“While their father [President Erdogan] earns some 50 thousand euro per year, his children bathe in luxury. Where does it come from? There is no official data on that account,” the newspaper states.
The article then cites data published by Turkish opposition newspaper Cumhuriyet, which stated that everyone in Erdogan’s family, including his younger daughter, appear to be into business, dealing in such spheres as cosmetics, instant foods, the shipping industry, and jewellery.
The German newspaper notes that the net worth of one of Erdogan’s sons, Ahmet, amounts to some $80 million, with conflicting rumors concerning how he got this money. “A question is in order: does he get support from the [Turkish] government,” Bild writes.
The paper adds that the President’s younger son, Bilal, often appears in media headlines “in connection with shady and criminal deals.” Indeed, Bilal Erdogan was recently tried in Italy over claims that his estate may be connected to a massive political corruption scandal involving Turkey’s ruling AKP party that broke in 2013, rocking the Turkish political establishment. He now lives in Italy, allegedly to finish his dissertation. Along with his sister, he is suspected of corruption and bribery.
Bild also took note of last year’s discoveries published by the British news outlet, The Guardian, which uncovered information indicating that Turkish businessmen are actively involved in various deals with Islamic State (IS, formerly ISIL/ISIS) terrorists, such as illegal oil smuggling.
“One of them according to [The Guardian] data is Bilal Erdogan,” Bild points out.
Meanwhile, the Turkish government might soon see one of Erdogan’s family members join their family at the helm.
The current Prime Minister Ahmet Davutoglu is effectively stepping down from his position. Davutoglu had championed closer links with the EU and was in favor of introducing visa-free travel for Turks, which was a key part of a deal between Brussels and Ankara to reduce the amount of migrants reaching the EU from Turkish territory.
Davutoglu is seen in Europe as the more liberal face of the government in Ankara, while Erdogan is often blamed for creating a powerful executive presidency that his critics slam as authoritarian.

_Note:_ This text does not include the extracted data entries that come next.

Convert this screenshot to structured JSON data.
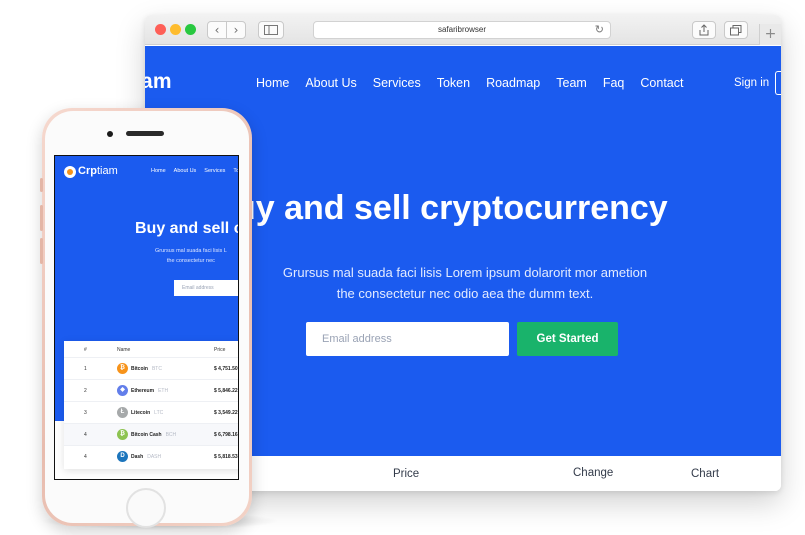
{
  "browser": {
    "address": "safaribrowser",
    "icons": {
      "back": "chevron-left-icon",
      "forward": "chevron-right-icon",
      "sidebar": "sidebar-icon",
      "reload": "reload-icon",
      "share": "share-icon",
      "tabs": "tabs-icon",
      "new_tab": "plus-icon"
    }
  },
  "site": {
    "logo_partial": "iam",
    "nav": [
      "Home",
      "About Us",
      "Services",
      "Token",
      "Roadmap",
      "Team",
      "Faq",
      "Contact"
    ],
    "signin": "Sign in",
    "headline": "uy and sell cryptocurrency",
    "subtitle_line1": "Grursus mal suada faci lisis Lorem ipsum dolarorit mor ametion",
    "subtitle_line2": "the consectetur nec odio aea the dumm text.",
    "email_placeholder": "Email address",
    "cta": "Get Started",
    "table_headers": {
      "price": "Price",
      "change": "Change",
      "chart": "Chart"
    },
    "accent": "#1b5bef",
    "cta_color": "#19b36b"
  },
  "mobile": {
    "logo_bold": "Crp",
    "logo_rest": "tiam",
    "nav": [
      "Home",
      "About Us",
      "Services",
      "To"
    ],
    "headline": "Buy and sell c",
    "subtitle_line1": "Grursus mal suada faci lisis L",
    "subtitle_line2": "the consectetur nec",
    "email_placeholder": "Email address",
    "table_headers": {
      "num": "#",
      "name": "Name",
      "price": "Price"
    },
    "rows": [
      {
        "num": "1",
        "name": "Bitcoin",
        "symbol": "BTC",
        "price": "$ 4,751.50",
        "icon": "bitcoin-icon",
        "color": "#f7931a",
        "glyph": "₿"
      },
      {
        "num": "2",
        "name": "Ethereum",
        "symbol": "ETH",
        "price": "$ 5,846.22",
        "icon": "ethereum-icon",
        "color": "#627eea",
        "glyph": "◆"
      },
      {
        "num": "3",
        "name": "Litecoin",
        "symbol": "LTC",
        "price": "$ 3,549.22",
        "icon": "litecoin-icon",
        "color": "#a6a9aa",
        "glyph": "Ł"
      },
      {
        "num": "4",
        "name": "Bitcoin Cash",
        "symbol": "BCH",
        "price": "$ 6,798.16",
        "icon": "bitcoin-cash-icon",
        "color": "#8dc351",
        "glyph": "₿"
      },
      {
        "num": "4",
        "name": "Dash",
        "symbol": "DASH",
        "price": "$ 5,818.53",
        "icon": "dash-icon",
        "color": "#1c75bc",
        "glyph": "D"
      }
    ]
  }
}
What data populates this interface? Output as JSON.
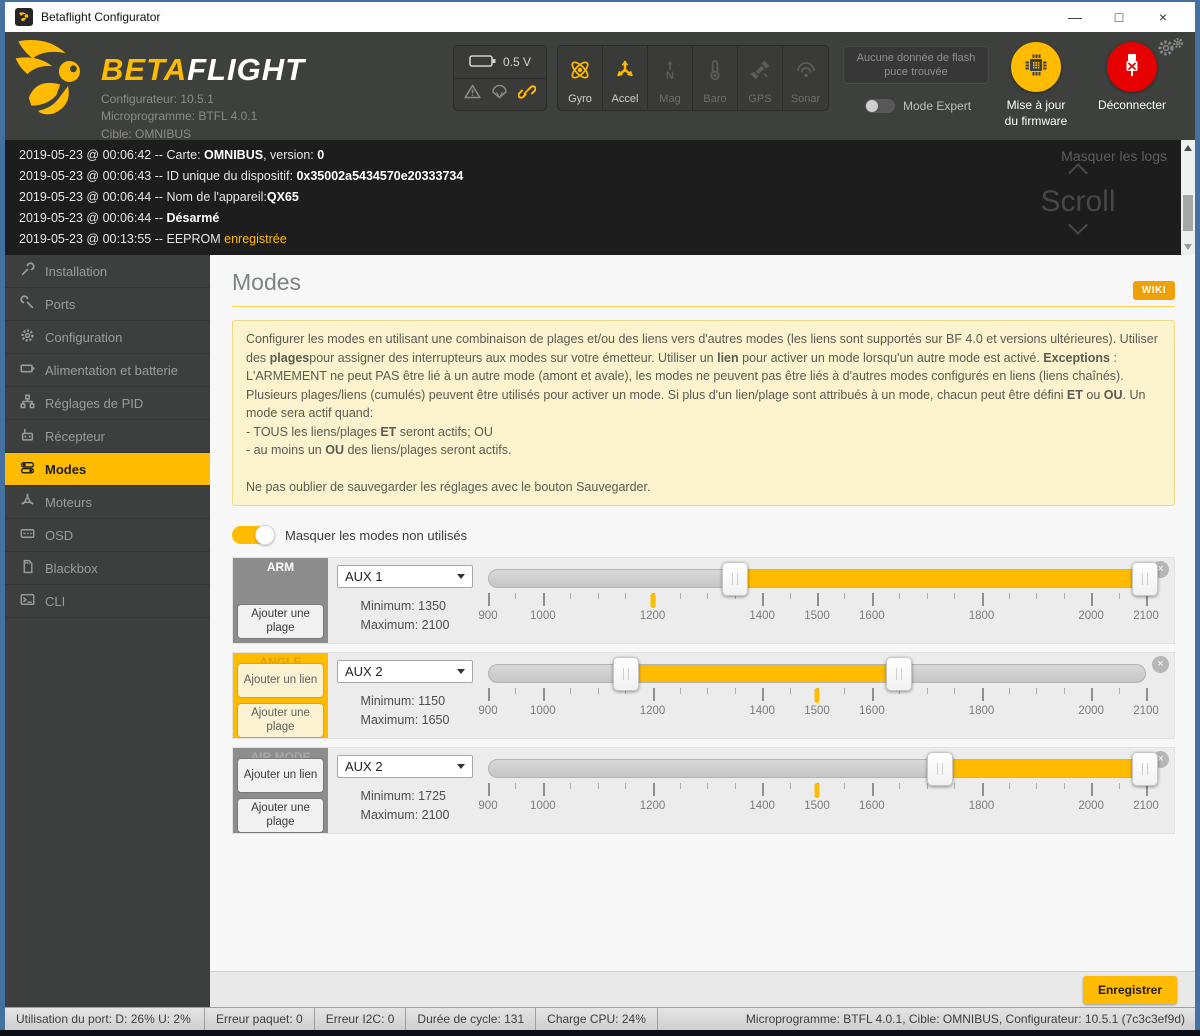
{
  "window": {
    "title": "Betaflight Configurator"
  },
  "colors": {
    "accent": "#ffbb00",
    "disconnect_red": "#e60000",
    "selected_mode_yellow": "#ffbb00"
  },
  "header": {
    "brand": {
      "beta": "BETA",
      "flight": "FLIGHT"
    },
    "info_lines": [
      "Configurateur: 10.5.1",
      "Microprogramme: BTFL 4.0.1",
      "Cible: OMNIBUS"
    ],
    "battery": {
      "voltage": "0.5 V"
    },
    "sensors": [
      {
        "label": "Gyro",
        "icon": "gyro",
        "active": true
      },
      {
        "label": "Accel",
        "icon": "accel",
        "active": true
      },
      {
        "label": "Mag",
        "icon": "mag",
        "active": false
      },
      {
        "label": "Baro",
        "icon": "baro",
        "active": false
      },
      {
        "label": "GPS",
        "icon": "gps",
        "active": false
      },
      {
        "label": "Sonar",
        "icon": "sonar",
        "active": false
      }
    ],
    "flash_button": "Aucune donnée de flash puce trouvée",
    "expert_toggle_label": "Mode Expert",
    "firmware_button": "Mise à jour du firmware",
    "disconnect_button": "Déconnecter"
  },
  "log": {
    "hide_label": "Masquer les logs",
    "scroll_label": "Scroll",
    "lines": [
      [
        {
          "t": "2019-05-23 @ 00:06:42 -- Carte: "
        },
        {
          "t": "OMNIBUS",
          "b": true
        },
        {
          "t": ", version: "
        },
        {
          "t": "0",
          "b": true
        }
      ],
      [
        {
          "t": "2019-05-23 @ 00:06:43 -- ID unique du dispositif: "
        },
        {
          "t": "0x35002a5434570e20333734",
          "b": true
        }
      ],
      [
        {
          "t": "2019-05-23 @ 00:06:44 -- Nom de l'appareil:"
        },
        {
          "t": "QX65",
          "b": true
        }
      ],
      [
        {
          "t": "2019-05-23 @ 00:06:44 -- "
        },
        {
          "t": "Désarmé",
          "b": true
        }
      ],
      [
        {
          "t": "2019-05-23 @ 00:13:55 -- EEPROM "
        },
        {
          "t": "enregistrée",
          "y": true
        }
      ]
    ]
  },
  "sidebar": {
    "items": [
      {
        "label": "Installation",
        "icon": "installation"
      },
      {
        "label": "Ports",
        "icon": "ports"
      },
      {
        "label": "Configuration",
        "icon": "configuration"
      },
      {
        "label": "Alimentation et batterie",
        "icon": "alimentation"
      },
      {
        "label": "Réglages de PID",
        "icon": "pid"
      },
      {
        "label": "Récepteur",
        "icon": "recepteur"
      },
      {
        "label": "Modes",
        "icon": "modes"
      },
      {
        "label": "Moteurs",
        "icon": "moteurs"
      },
      {
        "label": "OSD",
        "icon": "osd"
      },
      {
        "label": "Blackbox",
        "icon": "blackbox"
      },
      {
        "label": "CLI",
        "icon": "cli"
      }
    ],
    "selected_index": 6
  },
  "content": {
    "title": "Modes",
    "wiki_label": "WIKI",
    "note_paragraphs": [
      {
        "segments": [
          {
            "t": "Configurer les modes en utilisant une combinaison de plages et/ou des liens vers d'autres modes (les liens sont supportés sur BF 4.0 et versions ultérieures). Utiliser des "
          },
          {
            "t": "plages",
            "b": true
          },
          {
            "t": "pour assigner des interrupteurs aux modes sur votre émetteur. Utiliser un "
          },
          {
            "t": "lien",
            "b": true
          },
          {
            "t": " pour activer un mode lorsqu'un autre mode est activé. "
          },
          {
            "t": "Exceptions",
            "b": true
          },
          {
            "t": " : L'ARMEMENT ne peut PAS être lié à un autre mode (amont et avale), les modes ne peuvent pas être liés à d'autres modes configurés en liens (liens chaînés). Plusieurs plages/liens (cumulés) peuvent être utilisés pour activer un mode. Si plus d'un lien/plage sont attribués à un mode, chacun peut être défini "
          },
          {
            "t": "ET",
            "b": true
          },
          {
            "t": " ou "
          },
          {
            "t": "OU",
            "b": true
          },
          {
            "t": ". Un mode sera actif quand:"
          }
        ]
      },
      {
        "segments": [
          {
            "t": "- TOUS les liens/plages "
          },
          {
            "t": "ET",
            "b": true
          },
          {
            "t": " seront actifs; OU"
          }
        ]
      },
      {
        "segments": [
          {
            "t": "- au moins un "
          },
          {
            "t": "OU",
            "b": true
          },
          {
            "t": " des liens/plages seront actifs."
          }
        ]
      },
      {
        "gap": true,
        "segments": [
          {
            "t": "Ne pas oublier de sauvegarder les réglages avec le bouton Sauvegarder."
          }
        ]
      }
    ],
    "hide_unused_label": "Masquer les modes non utilisés",
    "scale": {
      "min": 900,
      "max": 2100,
      "minor_step": 50,
      "labels": [
        900,
        1000,
        1200,
        1400,
        1500,
        1600,
        1800,
        2000,
        2100
      ]
    },
    "rows": [
      {
        "name": "ARM",
        "style": "gray",
        "name_dim": false,
        "buttons": [
          "Ajouter une plage"
        ],
        "aux": "AUX 1",
        "min_text": "Minimum: 1350",
        "max_text": "Maximum: 2100",
        "min": 1350,
        "max": 2100,
        "marker": 1200
      },
      {
        "name": "ANGLE",
        "style": "yellow",
        "name_dim": false,
        "buttons": [
          "Ajouter un lien",
          "Ajouter une plage"
        ],
        "aux": "AUX 2",
        "min_text": "Minimum: 1150",
        "max_text": "Maximum: 1650",
        "min": 1150,
        "max": 1650,
        "marker": 1500
      },
      {
        "name": "AIR MODE",
        "style": "gray",
        "name_dim": true,
        "buttons": [
          "Ajouter un lien",
          "Ajouter une plage"
        ],
        "aux": "AUX 2",
        "min_text": "Minimum: 1725",
        "max_text": "Maximum: 2100",
        "min": 1725,
        "max": 2100,
        "marker": 1500
      }
    ],
    "save_label": "Enregistrer"
  },
  "statusbar": {
    "cells": [
      "Utilisation du port: D: 26% U: 2%",
      "Erreur paquet: 0",
      "Erreur I2C: 0",
      "Durée de cycle: 131",
      "Charge CPU: 24%"
    ],
    "right": "Microprogramme: BTFL 4.0.1, Cible: OMNIBUS, Configurateur: 10.5.1 (7c3c3ef9d)"
  }
}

Bild cites opinions that “in Erdogan’s view, Davutoglu has too much influence in the country due to his role in negotiations with the EU and his criticism of the presidential system which Erdogan is building.”
Erdogan has yet to appoint Davutoglu’s successor, but as the President will no doubt want his replacement to be more malleable, it is speculated that Erdogan’s son-in-law, Energy Minister Berat Albayrak, might have what it takes.
Albayrak’s appointment as the government’s leader would benefit the whole Erdogan family, especially Bilal, who has been accused of involvement in illegal oil smuggling in Syria and Iraq.
Bild states that Albayrak might be “that firm part of the clan” that the Turkish head of state wants to see by his side.